By Fr. Patrick van der Vorst:
Our engraving, issued in 1864, is part of a larger series, illustrating The Parables of Our Lord and Saviour Jesus Christ. It took Millais seven years to design twenty images inspired by New Testament Parables for the Dalziel Brothers who would publish them. The resulting prints are considered pinnacles of wood engraved illustration. The artist wrote to his publishers, "I can do ordinary drawings as quickly as most men, but these designs can scarcely be regarded in the same light—each Parable I illustrate perhaps a dozen times before I fix [the image]." Millais worked and reworked the designs for each parable over and over again.

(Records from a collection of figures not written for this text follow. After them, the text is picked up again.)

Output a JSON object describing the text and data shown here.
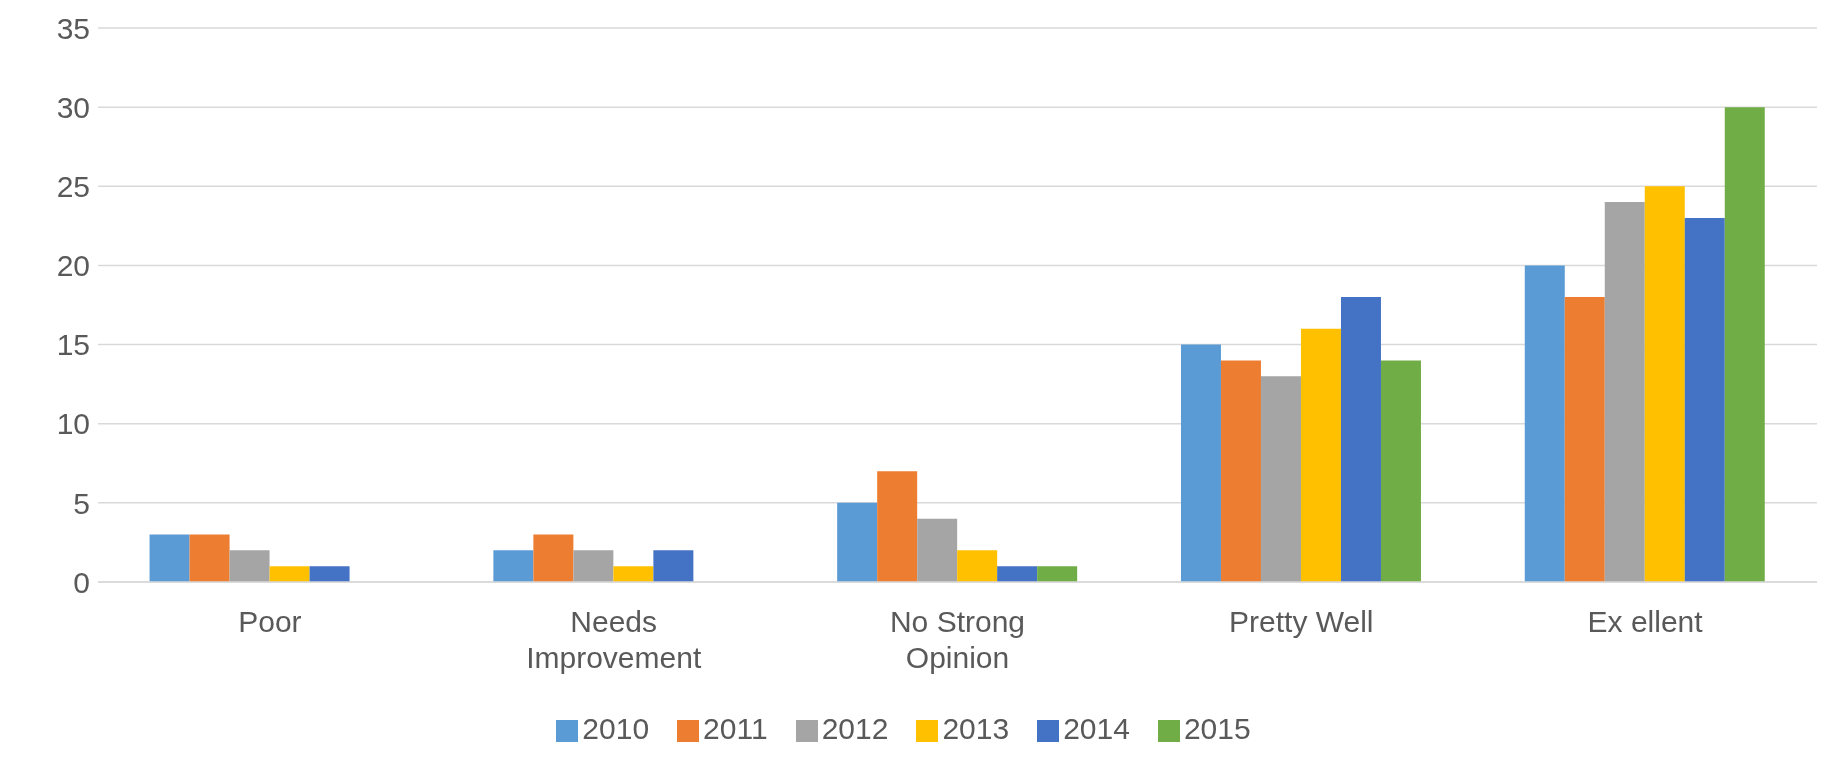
{
  "chart_data": {
    "type": "bar",
    "categories": [
      "Poor",
      "Needs Improvement",
      "No Strong Opinion",
      "Pretty Well",
      "Ex ellent"
    ],
    "series": [
      {
        "name": "2010",
        "color": "#5b9bd5",
        "values": [
          3,
          2,
          5,
          15,
          20
        ]
      },
      {
        "name": "2011",
        "color": "#ed7d31",
        "values": [
          3,
          3,
          7,
          14,
          18
        ]
      },
      {
        "name": "2012",
        "color": "#a5a5a5",
        "values": [
          2,
          2,
          4,
          13,
          24
        ]
      },
      {
        "name": "2013",
        "color": "#ffc000",
        "values": [
          1,
          1,
          2,
          16,
          25
        ]
      },
      {
        "name": "2014",
        "color": "#4472c4",
        "values": [
          1,
          2,
          1,
          18,
          23
        ]
      },
      {
        "name": "2015",
        "color": "#70ad47",
        "values": [
          0,
          0,
          1,
          14,
          30
        ]
      }
    ],
    "ylim": [
      0,
      35
    ],
    "yticks": [
      0,
      5,
      10,
      15,
      20,
      25,
      30,
      35
    ],
    "grid": "y",
    "legend": "bottom"
  }
}
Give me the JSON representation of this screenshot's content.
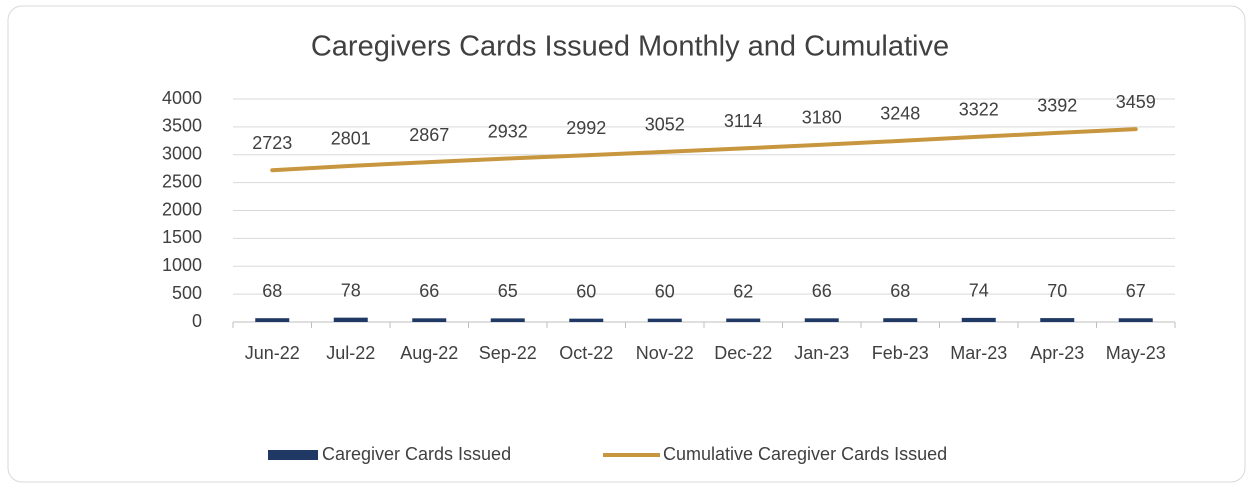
{
  "chart_data": {
    "type": "bar",
    "title": "Caregivers Cards Issued Monthly and Cumulative",
    "categories": [
      "Jun-22",
      "Jul-22",
      "Aug-22",
      "Sep-22",
      "Oct-22",
      "Nov-22",
      "Dec-22",
      "Jan-23",
      "Feb-23",
      "Mar-23",
      "Apr-23",
      "May-23"
    ],
    "series": [
      {
        "name": "Caregiver Cards Issued",
        "type": "bar",
        "color": "#1f3864",
        "values": [
          68,
          78,
          66,
          65,
          60,
          60,
          62,
          66,
          68,
          74,
          70,
          67
        ]
      },
      {
        "name": "Cumulative Caregiver Cards Issued",
        "type": "line",
        "color": "#c8963e",
        "values": [
          2723,
          2801,
          2867,
          2932,
          2992,
          3052,
          3114,
          3180,
          3248,
          3322,
          3392,
          3459
        ]
      }
    ],
    "ylim": [
      0,
      4000
    ],
    "yticks": [
      0,
      500,
      1000,
      1500,
      2000,
      2500,
      3000,
      3500,
      4000
    ],
    "grid": true,
    "legend": "bottom"
  }
}
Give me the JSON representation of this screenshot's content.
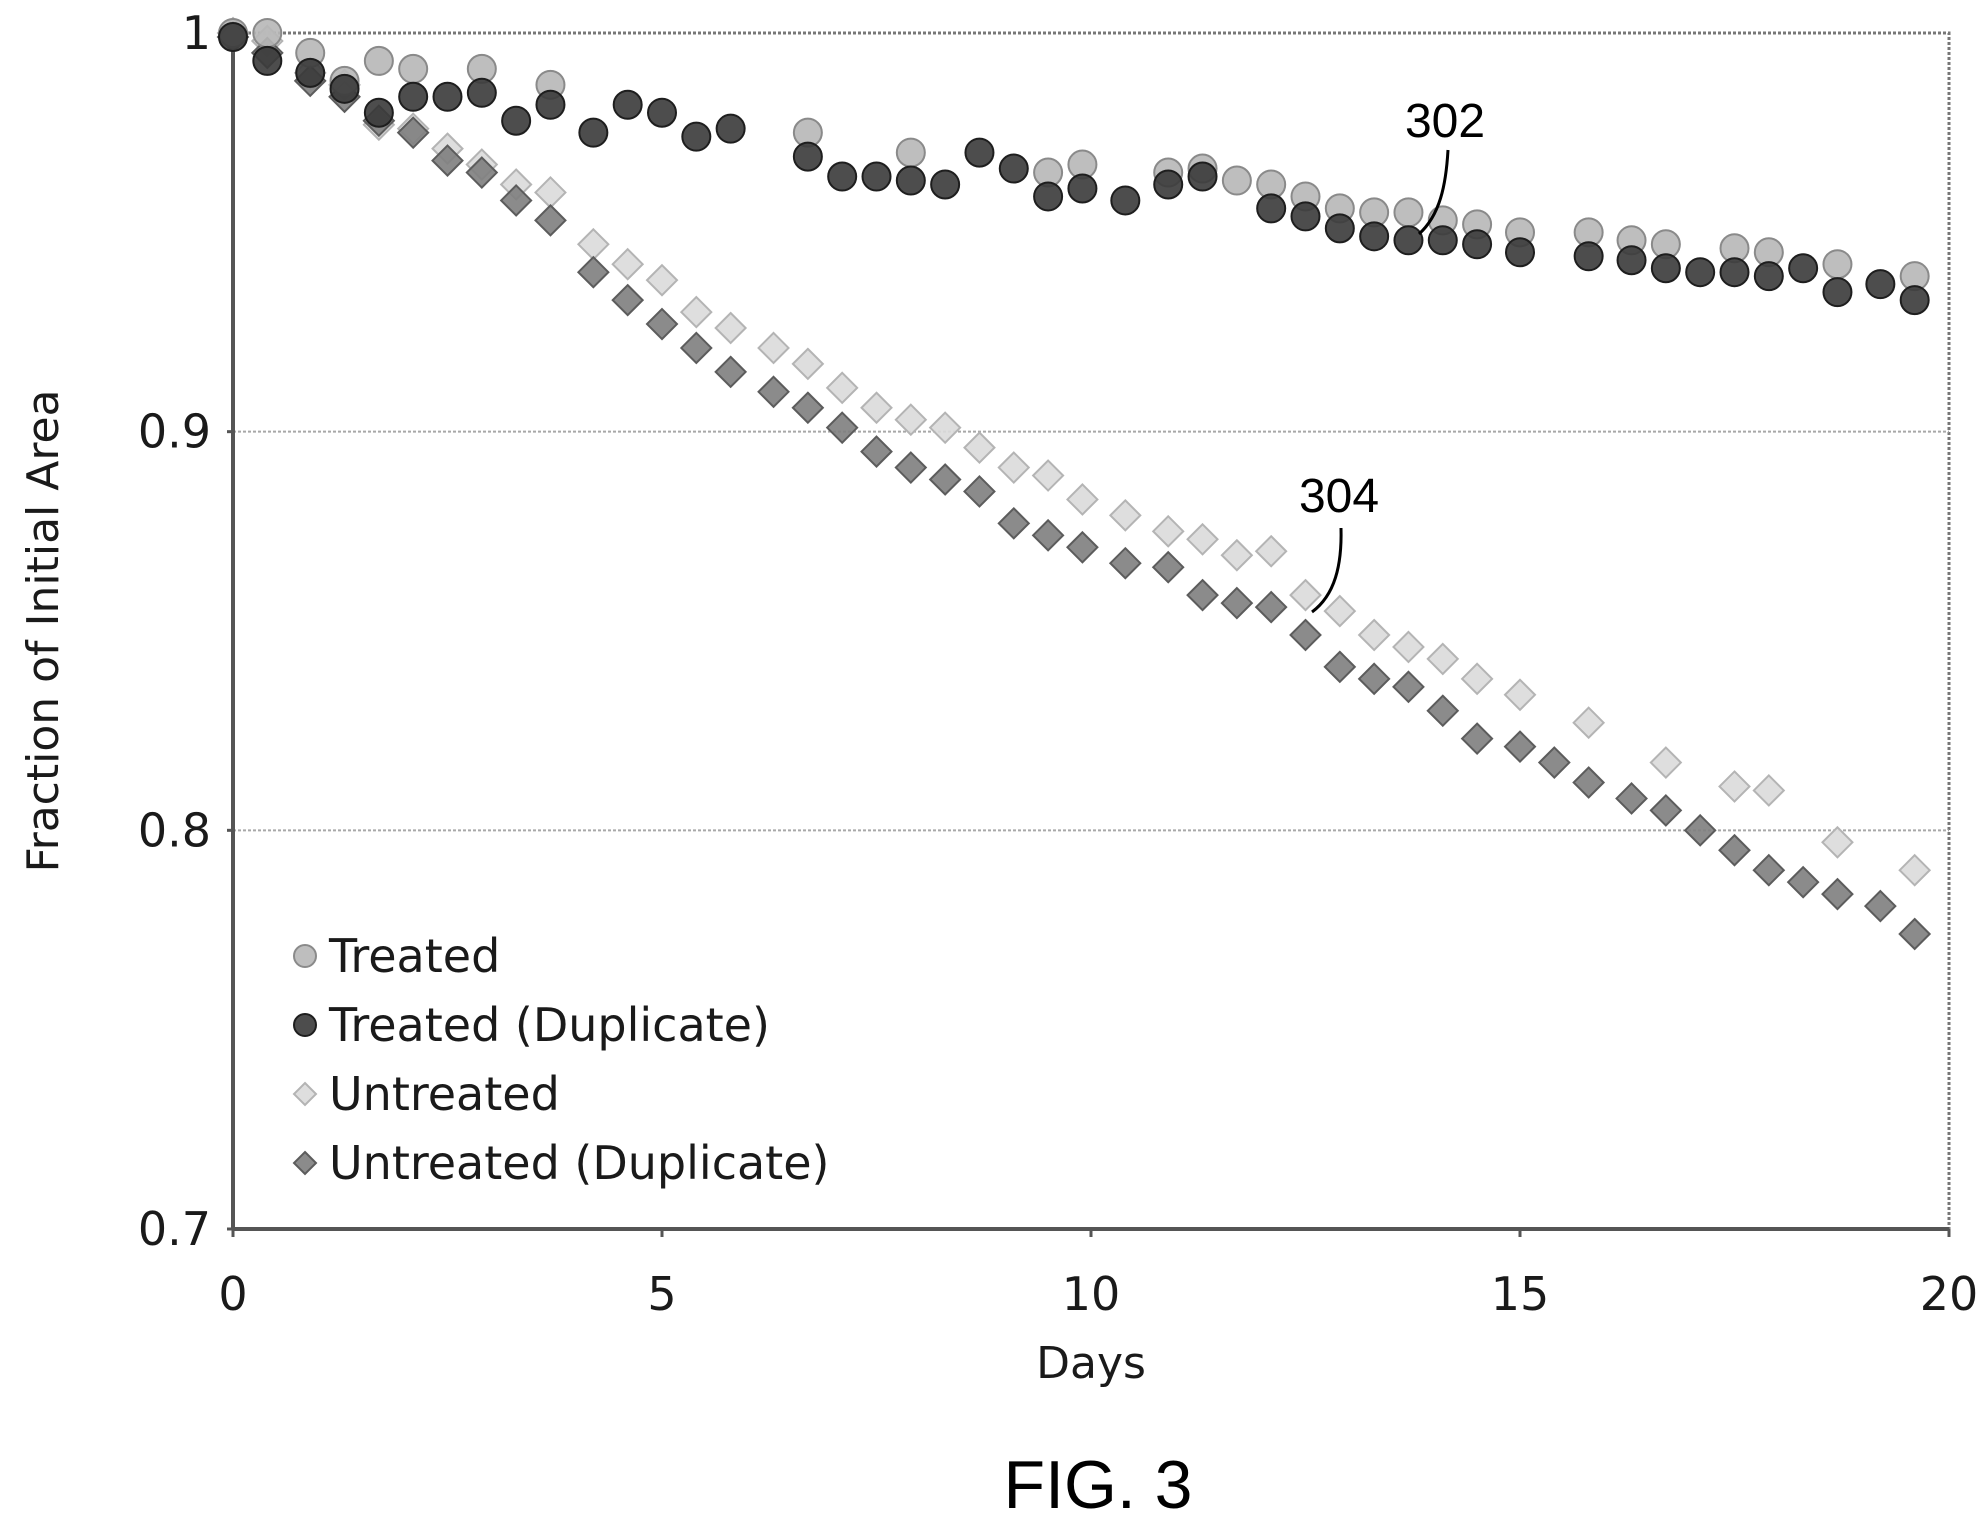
{
  "figure_label": "FIG. 3",
  "colors": {
    "treated": "#b7b7b7",
    "treated_duplicate": "#3a3a3a",
    "untreated": "#dadada",
    "untreated_duplicate": "#7e7e7e",
    "grid": "#a8a8a8",
    "axis": "#555555"
  },
  "chart_data": {
    "type": "scatter",
    "title": "",
    "xlabel": "Days",
    "ylabel": "Fraction of Initial Area",
    "xlim": [
      0,
      20
    ],
    "ylim": [
      0.7,
      1
    ],
    "xticks": [
      "0",
      "5",
      "10",
      "15",
      "20"
    ],
    "yticks": [
      "0.7",
      "0.8",
      "0.9",
      "1"
    ],
    "grid": "horizontal",
    "legend_position": "bottom-left",
    "annotations": [
      {
        "label": "302",
        "target_series": "Treated"
      },
      {
        "label": "304",
        "target_series": "Untreated"
      }
    ],
    "series": [
      {
        "name": "Treated",
        "marker": "circle",
        "points": [
          [
            0,
            1
          ],
          [
            0.4,
            1
          ],
          [
            0.9,
            0.995
          ],
          [
            1.3,
            0.988
          ],
          [
            1.7,
            0.993
          ],
          [
            2.1,
            0.991
          ],
          [
            2.9,
            0.991
          ],
          [
            3.7,
            0.987
          ],
          [
            6.7,
            0.975
          ],
          [
            7.9,
            0.97
          ],
          [
            9.5,
            0.965
          ],
          [
            9.9,
            0.967
          ],
          [
            10.9,
            0.965
          ],
          [
            11.3,
            0.966
          ],
          [
            11.7,
            0.963
          ],
          [
            12.1,
            0.962
          ],
          [
            12.5,
            0.959
          ],
          [
            12.9,
            0.956
          ],
          [
            13.3,
            0.955
          ],
          [
            13.7,
            0.955
          ],
          [
            14.1,
            0.953
          ],
          [
            14.5,
            0.952
          ],
          [
            15.0,
            0.95
          ],
          [
            15.8,
            0.95
          ],
          [
            16.3,
            0.948
          ],
          [
            16.7,
            0.947
          ],
          [
            17.5,
            0.946
          ],
          [
            17.9,
            0.945
          ],
          [
            18.7,
            0.942
          ],
          [
            19.6,
            0.939
          ]
        ]
      },
      {
        "name": "Treated (Duplicate)",
        "marker": "circle",
        "points": [
          [
            0,
            0.999
          ],
          [
            0.4,
            0.993
          ],
          [
            0.9,
            0.99
          ],
          [
            1.3,
            0.986
          ],
          [
            1.7,
            0.98
          ],
          [
            2.1,
            0.984
          ],
          [
            2.5,
            0.984
          ],
          [
            2.9,
            0.985
          ],
          [
            3.3,
            0.978
          ],
          [
            3.7,
            0.982
          ],
          [
            4.2,
            0.975
          ],
          [
            4.6,
            0.982
          ],
          [
            5.0,
            0.98
          ],
          [
            5.4,
            0.974
          ],
          [
            5.8,
            0.976
          ],
          [
            6.7,
            0.969
          ],
          [
            7.1,
            0.964
          ],
          [
            7.5,
            0.964
          ],
          [
            7.9,
            0.963
          ],
          [
            8.3,
            0.962
          ],
          [
            8.7,
            0.97
          ],
          [
            9.1,
            0.966
          ],
          [
            9.5,
            0.959
          ],
          [
            9.9,
            0.961
          ],
          [
            10.4,
            0.958
          ],
          [
            10.9,
            0.962
          ],
          [
            11.3,
            0.964
          ],
          [
            12.1,
            0.956
          ],
          [
            12.5,
            0.954
          ],
          [
            12.9,
            0.951
          ],
          [
            13.3,
            0.949
          ],
          [
            13.7,
            0.948
          ],
          [
            14.1,
            0.948
          ],
          [
            14.5,
            0.947
          ],
          [
            15.0,
            0.945
          ],
          [
            15.8,
            0.944
          ],
          [
            16.3,
            0.943
          ],
          [
            16.7,
            0.941
          ],
          [
            17.1,
            0.94
          ],
          [
            17.5,
            0.94
          ],
          [
            17.9,
            0.939
          ],
          [
            18.3,
            0.941
          ],
          [
            18.7,
            0.935
          ],
          [
            19.2,
            0.937
          ],
          [
            19.6,
            0.933
          ]
        ]
      },
      {
        "name": "Untreated",
        "marker": "diamond",
        "points": [
          [
            0,
            1
          ],
          [
            0.4,
            0.998
          ],
          [
            0.9,
            0.99
          ],
          [
            1.3,
            0.987
          ],
          [
            1.7,
            0.977
          ],
          [
            2.1,
            0.976
          ],
          [
            2.5,
            0.971
          ],
          [
            2.9,
            0.967
          ],
          [
            3.3,
            0.962
          ],
          [
            3.7,
            0.96
          ],
          [
            4.2,
            0.947
          ],
          [
            4.6,
            0.942
          ],
          [
            5.0,
            0.938
          ],
          [
            5.4,
            0.93
          ],
          [
            5.8,
            0.926
          ],
          [
            6.3,
            0.921
          ],
          [
            6.7,
            0.917
          ],
          [
            7.1,
            0.911
          ],
          [
            7.5,
            0.906
          ],
          [
            7.9,
            0.903
          ],
          [
            8.3,
            0.901
          ],
          [
            8.7,
            0.896
          ],
          [
            9.1,
            0.891
          ],
          [
            9.5,
            0.889
          ],
          [
            9.9,
            0.883
          ],
          [
            10.4,
            0.879
          ],
          [
            10.9,
            0.875
          ],
          [
            11.3,
            0.873
          ],
          [
            11.7,
            0.869
          ],
          [
            12.1,
            0.87
          ],
          [
            12.5,
            0.859
          ],
          [
            12.9,
            0.855
          ],
          [
            13.3,
            0.849
          ],
          [
            13.7,
            0.846
          ],
          [
            14.1,
            0.843
          ],
          [
            14.5,
            0.838
          ],
          [
            15.0,
            0.834
          ],
          [
            15.8,
            0.827
          ],
          [
            16.7,
            0.817
          ],
          [
            17.5,
            0.811
          ],
          [
            17.9,
            0.81
          ],
          [
            18.7,
            0.797
          ],
          [
            19.6,
            0.79
          ]
        ]
      },
      {
        "name": "Untreated (Duplicate)",
        "marker": "diamond",
        "points": [
          [
            0,
            0.999
          ],
          [
            0.4,
            0.995
          ],
          [
            0.9,
            0.988
          ],
          [
            1.3,
            0.984
          ],
          [
            1.7,
            0.978
          ],
          [
            2.1,
            0.975
          ],
          [
            2.5,
            0.968
          ],
          [
            2.9,
            0.965
          ],
          [
            3.3,
            0.958
          ],
          [
            3.7,
            0.953
          ],
          [
            4.2,
            0.94
          ],
          [
            4.6,
            0.933
          ],
          [
            5.0,
            0.927
          ],
          [
            5.4,
            0.921
          ],
          [
            5.8,
            0.915
          ],
          [
            6.3,
            0.91
          ],
          [
            6.7,
            0.906
          ],
          [
            7.1,
            0.901
          ],
          [
            7.5,
            0.895
          ],
          [
            7.9,
            0.891
          ],
          [
            8.3,
            0.888
          ],
          [
            8.7,
            0.885
          ],
          [
            9.1,
            0.877
          ],
          [
            9.5,
            0.874
          ],
          [
            9.9,
            0.871
          ],
          [
            10.4,
            0.867
          ],
          [
            10.9,
            0.866
          ],
          [
            11.3,
            0.859
          ],
          [
            11.7,
            0.857
          ],
          [
            12.1,
            0.856
          ],
          [
            12.5,
            0.849
          ],
          [
            12.9,
            0.841
          ],
          [
            13.3,
            0.838
          ],
          [
            13.7,
            0.836
          ],
          [
            14.1,
            0.83
          ],
          [
            14.5,
            0.823
          ],
          [
            15.0,
            0.821
          ],
          [
            15.4,
            0.817
          ],
          [
            15.8,
            0.812
          ],
          [
            16.3,
            0.808
          ],
          [
            16.7,
            0.805
          ],
          [
            17.1,
            0.8
          ],
          [
            17.5,
            0.795
          ],
          [
            17.9,
            0.79
          ],
          [
            18.3,
            0.787
          ],
          [
            18.7,
            0.784
          ],
          [
            19.2,
            0.781
          ],
          [
            19.6,
            0.774
          ]
        ]
      }
    ]
  }
}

In our engraving we see the widow pleading before the judge, who turns his face aside with an expression of cold rejection, almost of disgust. A guard begins to pull her away, while the judge sits surrounded by an opulent entourage. Their presence only heightens the sense of his pride and self-importance, in stark contrast to woman's humility and need.

These wood engravings, I would like to see the original wooden blocks.